Technological, not traditional
‘Be relentless in the pursuit of revolutionizing the lending experience.’
Chief lending officers (CLOs) in the future will need be more strategic in nature, technology-focused, and accepting of change, according to two credit union CLOs.
Jon Paukovich, CLO for $5.6 billion asset Ent Credit Union in Colorado Springs, Colo., and Mike Long, executive vice president/chief credit officer for $2.8 billion asset UW Credit Union in Madison, Wis.—both members of the CUNA Lending Council Executive Committee—share their thoughts on the changing role of CLOs.
What will the role of the CLO look like in 10 years?
Paukovich: I see the role of all chief officers, not just lending, evolving rapidly away from their traditional responsibilities. In 10 years, the CLO will need to be much more technologically capable.
While still managing portfolio risk, credit policies, pricing, and yield, the CLO will need to understand and manage the member experience even before the loan application—during the auto or home buying search phase—all the way until the loan is paid off. Technology can play a much bigger role in loan servicing than it does today.
I see the lines blurring between the chief officers. There will need to be much more collaboration across the organization as the lines blur due to technological capabilities. The CLO will need to be more focused on revenue generation, as well.
Long: We will all be competing in an always-evolving digital space. While speed and convenience have always been important, it will be super critical in 10 years.
The CLO will get up in the morning trying to master the data in front of them to deliver a flawless lending experience to their members online.
Be relentless in revolutionizing the lending experience.
What new skills will CLOs need to be effective?
Paukovich: To fulfill the new requirements I mentioned earlier, technological skills will be critical. As data becomes more prevalent, and tools are enhanced to organize and analyze data, CLOs must understand how to interpret the data and put it into action.
They will have to be analytical in discerning what data is relevant and predictive to make sound business decisions. The CLO also will need to be skilled at vendor management.

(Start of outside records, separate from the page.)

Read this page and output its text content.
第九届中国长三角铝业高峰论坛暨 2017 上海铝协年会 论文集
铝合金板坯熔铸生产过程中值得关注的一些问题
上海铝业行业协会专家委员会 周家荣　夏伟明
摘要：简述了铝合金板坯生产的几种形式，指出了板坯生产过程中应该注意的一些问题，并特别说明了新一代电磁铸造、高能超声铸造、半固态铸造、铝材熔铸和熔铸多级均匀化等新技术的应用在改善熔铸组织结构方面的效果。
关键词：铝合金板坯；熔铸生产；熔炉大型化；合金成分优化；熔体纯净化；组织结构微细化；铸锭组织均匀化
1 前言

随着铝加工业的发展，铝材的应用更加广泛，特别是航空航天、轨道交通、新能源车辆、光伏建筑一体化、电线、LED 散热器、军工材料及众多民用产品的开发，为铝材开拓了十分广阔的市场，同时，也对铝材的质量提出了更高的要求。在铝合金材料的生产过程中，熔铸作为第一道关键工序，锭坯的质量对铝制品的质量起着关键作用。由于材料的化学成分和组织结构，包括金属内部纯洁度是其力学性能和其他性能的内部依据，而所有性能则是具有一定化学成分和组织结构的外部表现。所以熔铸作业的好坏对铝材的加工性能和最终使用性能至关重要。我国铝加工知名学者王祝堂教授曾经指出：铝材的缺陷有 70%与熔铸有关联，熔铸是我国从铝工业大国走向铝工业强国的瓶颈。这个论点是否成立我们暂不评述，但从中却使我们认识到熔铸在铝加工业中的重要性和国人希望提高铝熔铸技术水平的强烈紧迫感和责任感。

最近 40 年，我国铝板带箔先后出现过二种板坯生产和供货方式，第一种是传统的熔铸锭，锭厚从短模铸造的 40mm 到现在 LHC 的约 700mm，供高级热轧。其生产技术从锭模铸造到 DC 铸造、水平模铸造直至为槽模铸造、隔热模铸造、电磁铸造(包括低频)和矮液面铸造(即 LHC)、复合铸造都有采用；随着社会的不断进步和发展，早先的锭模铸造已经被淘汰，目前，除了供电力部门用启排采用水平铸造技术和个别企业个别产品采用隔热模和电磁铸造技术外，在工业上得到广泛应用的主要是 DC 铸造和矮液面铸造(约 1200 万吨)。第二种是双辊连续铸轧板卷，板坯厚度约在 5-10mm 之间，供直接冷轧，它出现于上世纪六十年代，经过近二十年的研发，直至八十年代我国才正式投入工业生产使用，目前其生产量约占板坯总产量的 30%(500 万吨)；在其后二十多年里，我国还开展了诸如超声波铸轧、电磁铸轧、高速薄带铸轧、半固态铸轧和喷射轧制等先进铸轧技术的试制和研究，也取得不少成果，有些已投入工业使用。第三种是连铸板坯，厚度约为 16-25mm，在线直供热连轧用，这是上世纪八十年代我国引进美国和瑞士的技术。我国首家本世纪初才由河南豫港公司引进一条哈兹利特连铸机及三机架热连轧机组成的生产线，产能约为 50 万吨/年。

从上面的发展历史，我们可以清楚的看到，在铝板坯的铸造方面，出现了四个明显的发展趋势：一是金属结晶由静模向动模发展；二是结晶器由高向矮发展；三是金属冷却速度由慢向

Most credit unions will not have the financial wherewithal to compete with the billions of dollars the large national banks spend on technology each year. Chase budgets $7 billion to $8 billion annually on technology, and even BB&T budgets $1 billion.
Credit unions will have to collaborate with vendors who can deliver a similar type of technological capability at a much more palatable cost.
CLOs will be exceptional people managers. As the labor force gets tighter, the CLO will need to make the loan department a compelling place to work and provide meaningful career opportunities to a new generation of employees.
Long: Every credit union I know is trying to figure out big data and the implications for their lending operations. Those that possess the ability to analyze data, see trends, and anticipate needs will be most effective.
How will the CLO’s day-to-day role differ in the future?
Paukovich: It will certainly be less tactical and more strategic. Technology will probably absorb some of the day-to-day responsibilities.
Long: They’ll be filling the roles of data scientists and application designers/engineers. We'll see fewer underwriters and processors.
How will this change credit unions?
Paukovich: It’s a real opportunity. Large financial institutions—those driven primarily by quarterly earnings—are going to push hard on reducing costs through technology. The human element will be diminished.
Much of the research I still see is that people, even the younger generations, want to have the option to interact with a human. Credit unions have the ability to be technologically capable but still provide the unique experience that comes with being a member of a financial cooperative.
Long: The member experience will be greatly influenced by tomorrow’s technology.
Members will desire a combination of the online tools that automate their financial lives, but still need the helping hand of a credit union professional to guide decisions that affect their lives.
What advice would you offer chief lending officers to succeed in the future?
Paukovich: Don’t be afraid to change and challenge the status quo. Many of the lending products we deliver to members are steeped in traditional methods of fulfillment. The fintechs have started to challenge traditional models, whether they’re delivery methods or underwriting models, and raise the bar for ease of use and speed.
CLOs need to embrace the challenge and experiment. Don’t be afraid of failure. If something doesn’t work, try something else.
Long: Embrace change. Master data. Push the boundaries of automation. Be relentless in the pursuit of revolutionizing the lending experience for your members.